March 7, 2009
No wonder the No. 16 Huskies weren't thinking about cutting down nets. They hadn't done it in 56 years.
"Definitely gave me an adrenaline rush," Brockman said.
Brockman tied his career high with 18 rebounds in his final home game and Quincy Pondexter scored 16 points to lead Washington to a 67-60 victory over Washington State on Saturday, clinching its first outright conference championship since 1953.
"We all have learning methods. Some are more visionary learners," Romar said, smiling.
He came up with the ploy while staring at the ceiling during one of his sleepless nights in anticipation of history this week.
"A little incentive to tighten the chin straps just a little harder," Romar called it.
Venoy Overton scored 14 points and threw the ball high toward the roof of raucous Hec Edmundson Pavilion as the final buzzer sounded, erasing two years of Washington emptiness from not making the NCAA tournament.
Overton, who pestered Washington State's Taylor Rochestie all day, then danced across the edge of the scorer's table as fans stormed the court and Romar finally used his locker room prop to cut down those nets.
The Huskies (24-7, 14-4) won their first Pac-10 outright title, and first outright championship in any league since winning the Pacific Coast Conference 56 years ago.
Romar had tears in his eyes after an extra-long embrace amid the crowd on the court with Brockman, who grew up in the Seattle suburb of Snohomish and chose to stay home to do just this, instead of playing for Duke.
Brockman was one of the first to climb the aluminum ladder and snip the net.
"Unbelievable feeling," he said. "You see it on TV every year and wonder. When I got up there, it was probably 100 times better than I thought it would be."
Rochestie overcame Overton annoying him into a cold start to score 23 points for Washington State (16-14, 8-10), which lost both games to its archrival this season after beating the Huskies seven consecutive times.

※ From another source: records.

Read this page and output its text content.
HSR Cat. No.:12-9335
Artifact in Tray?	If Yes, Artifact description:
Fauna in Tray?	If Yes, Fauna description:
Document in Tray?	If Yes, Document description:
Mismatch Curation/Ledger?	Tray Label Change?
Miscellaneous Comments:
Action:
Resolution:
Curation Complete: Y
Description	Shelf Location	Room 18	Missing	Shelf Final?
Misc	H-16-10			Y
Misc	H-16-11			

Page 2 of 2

WSU's leading scorer got in the face of Overton when Washington's pest was at the foul line in the first half.
"For some reason he told me to chill out and I'm not cool," Overton said.
On the Cougars' ensuing possession, Overton hip-checked Rochestie to the floor away from the ball.
"It was just two players out there playing the game," Rochestie said. With Gov. Chris Gregoire attending her first basketball game in anyone's memory, seniors Brockman and Justin Dentmon being honored for their last home game and the Huskies' archrival that had recently dominated them in the sold-out house, Washington's 2,633rd regular-season game was like none other.
Yet it wasn't easy. Washington State, the national leaders allowing 54.8 points per game, turned Washington's historic day into a tense grind.
Rochestie was 2-for-8 with three airballs in the first half. He made two in a row, the first a 3-pointer, and Klay Thompson made a 3-pointer to cut Washington's nine-point lead to 42-41 with 12:10 left.
Then Thompson, WSU's co-leader in scoring with Rochestie coming in, had to leave with his fourth foul.
Washington State coach Tony Bennett thought the foul should have been on Nikola Koprivica. Bennett slammed a clipboard on the floor in a timeout huddle when the officials ignored his opinion.
"I lost my head and acted like a raving lunatic (because) I thought in this kind of game, where we're fighting for our postseason lives, I think it's owed to us to have the right call made in this kind of setting," Bennett said. "It's a fourth foul that put one of our main scorers, one of the guys we need, on the bench.
"That just took our heart out."
Yet Rochestie kept coming. He made a deep 3 with 5:49 left to keep the Cougars within 54-52, and another 3 that made it 58-56 with 4 minutes to go.
But Pondexter then made a shot in the lane off a spin move and a bank shot underneath, after Rochestie turned the ball over banging into Brockman at the other end. Pondexter's first points in almost 15 minutes put Washington up 62-56 and essentially clinched the long-awaited conference title.
"Quite an amazing feeling. It's a culmination of a lot of hard work," Pondexter said. "For a lot of guys, it's a big monkey off our backs."